Choi Eun Jeong, Kim Dong Keun
Department of Computer Science, Graduate School, Sangmyung University, Seoul, Korea.
Department of Intelligent Engineering Informatics for Human, College of Convergence Engineering, Sangmyung University, Seoul, Korea.
Healthc Inform Res. 2018 Oct;24(4):309-316. doi: 10.4258/hir.2018.24.4.309. Epub 2018 Oct 31.
Both the valence and arousal components of affect are important considerations when managing mental healthcare because they are associated with affective and physiological responses.
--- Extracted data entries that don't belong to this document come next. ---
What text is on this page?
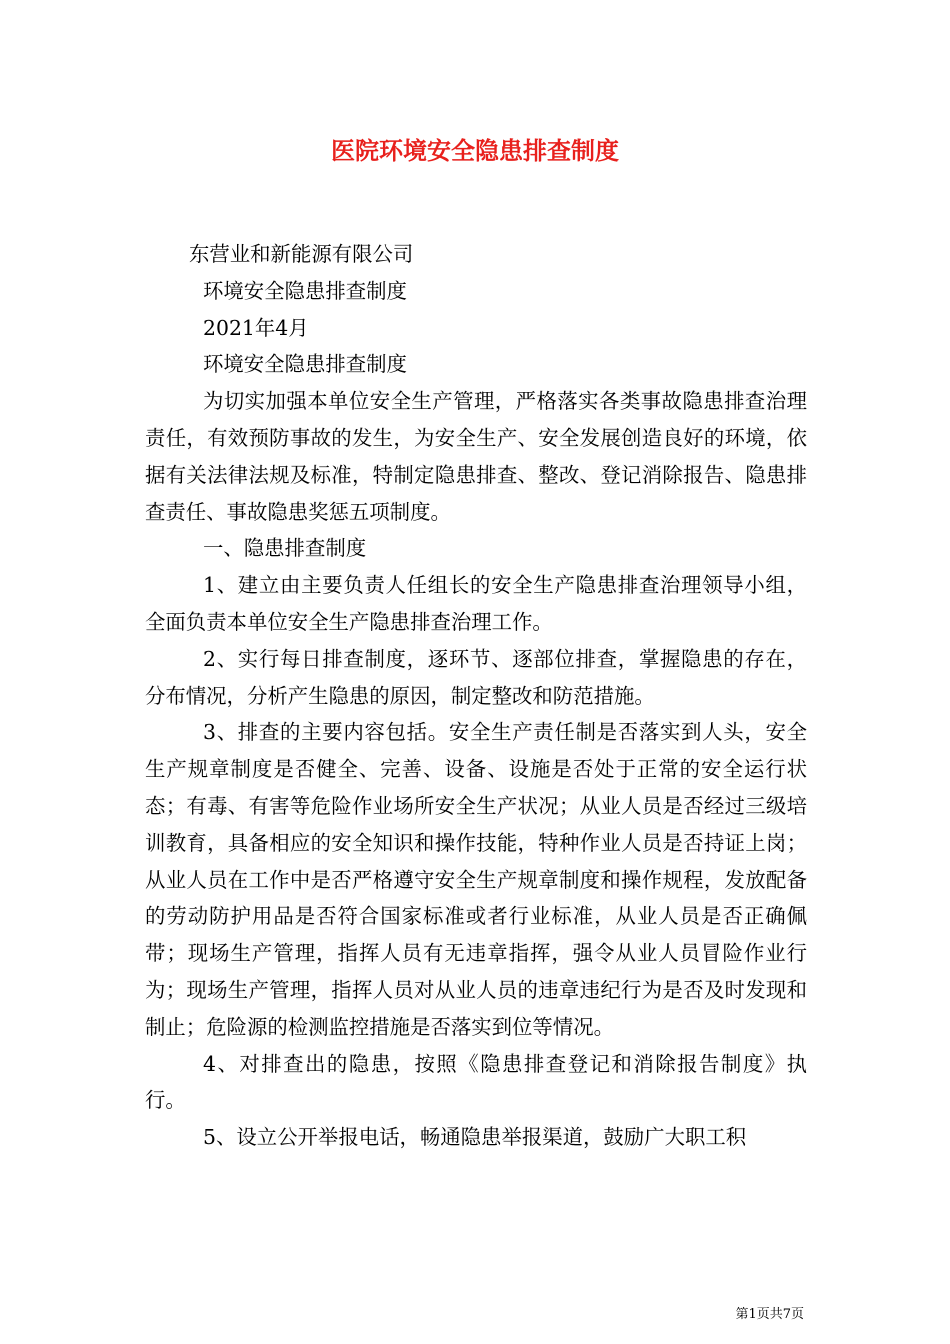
医院环境安全隐患排查制度

东营业和新能源有限公司

环境安全隐患排查制度

2021年4月

环境安全隐患排查制度

为切实加强本单位安全生产管理，严格落实各类事故隐患排查治理责任，有效预防事故的发生，为安全生产、安全发展创造良好的环境，依据有关法律法规及标准，特制定隐患排查、整改、登记消除报告、隐患排查责任、事故隐患奖惩五项制度。

一、隐患排查制度

1、建立由主要负责人任组长的安全生产隐患排查治理领导小组，全面负责本单位安全生产隐患排查治理工作。

2、实行每日排查制度，逐环节、逐部位排查，掌握隐患的存在，分布情况，分析产生隐患的原因，制定整改和防范措施。

3、排查的主要内容包括。安全生产责任制是否落实到人头，安全生产规章制度是否健全、完善、设备、设施是否处于正常的安全运行状态；有毒、有害等危险作业场所安全生产状况；从业人员是否经过三级培训教育，具备相应的安全知识和操作技能，特种作业人员是否持证上岗；从业人员在工作中是否严格遵守安全生产规章制度和操作规程，发放配备的劳动防护用品是否符合国家标准或者行业标准，从业人员是否正确佩带；现场生产管理，指挥人员有无违章指挥，强令从业人员冒险作业行为；现场生产管理，指挥人员对从业人员的违章违纪行为是否及时发现和制止；危险源的检测监控措施是否落实到位等情况。

4、对排查出的隐患，按照《隐患排查登记和消除报告制度》执行。

5、设立公开举报电话，畅通隐患举报渠道，鼓励广大职工积

第1页共7页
Research on arousal and valence analysis, which uses images, texts, and physiological signals that employ deep learning, is actively underway; research investigating how to improve the recognition rate is needed. The goal of this research was to design a deep learning framework and model to classify arousal and valence, indicating positive and negative degrees of emotion as high or low.
The proposed arousal and valence classification model to analyze the affective state was tested using data from 40 channels provided by a dataset for emotion analysis using electrocardiography (EEG), physiological, and video signals (the DEAP dataset). Experiments were based on 10 selected featured central and peripheral nervous system data points, using long short-term memory (LSTM) as a deep learning method.
The arousal and valence were classified and visualized on a two-dimensional coordinate plane. Profiles were designed depending on the number of hidden layers, nodes, and hyperparameters according to the error rate. The experimental results show an arousal and valence classification model accuracy of 74.65 and 78%, respectively. The proposed model performed better than previous other models.
The proposed model appears to be effective in analyzing arousal and valence; specifically, it is expected that affective analysis using physiological signals based on LSTM will be possible without manual feature extraction. In a future study, the classification model will be adopted in mental healthcare management systems.
在管理精神卫生保健时,情感的效价和唤醒成分都是重要的考虑因素,因为它们与情感和生理反应相关。目前正在积极开展关于使用图像、文本和采用深度学习的生理信号进行唤醒和效价分析的研究;需要开展研究来探究如何提高识别率。本研究的目标是设计一个深度学习框架和模型,用于对唤醒和效价进行分类,将情感的正负程度表示为高或低。
使用来自一个用于情感分析的数据集提供的40个通道的数据(该数据集包含心电图(EEG)、生理和视频信号,即DEAP数据集),对所提出的用于分析情感状态的唤醒和效价分类模型进行测试。实验基于10个选定的中枢和外周神经系统特征数据点,使用长短期记忆(LSTM)作为深度学习方法。
在二维坐标平面上对唤醒和效价进行分类并可视化。根据错误率,依据隐藏层数量、节点和超参数设计了配置文件。实验结果表明,唤醒和效价分类模型的准确率分别为74.65%和78%。所提出的模型比之前的其他模型表现更好。
所提出的模型似乎在分析唤醒和效价方面有效;具体而言,预计无需手动特征提取,基于LSTM使用生理信号进行情感分析将成为可能。在未来的研究中,该分类模型将被应用于精神卫生保健管理系统。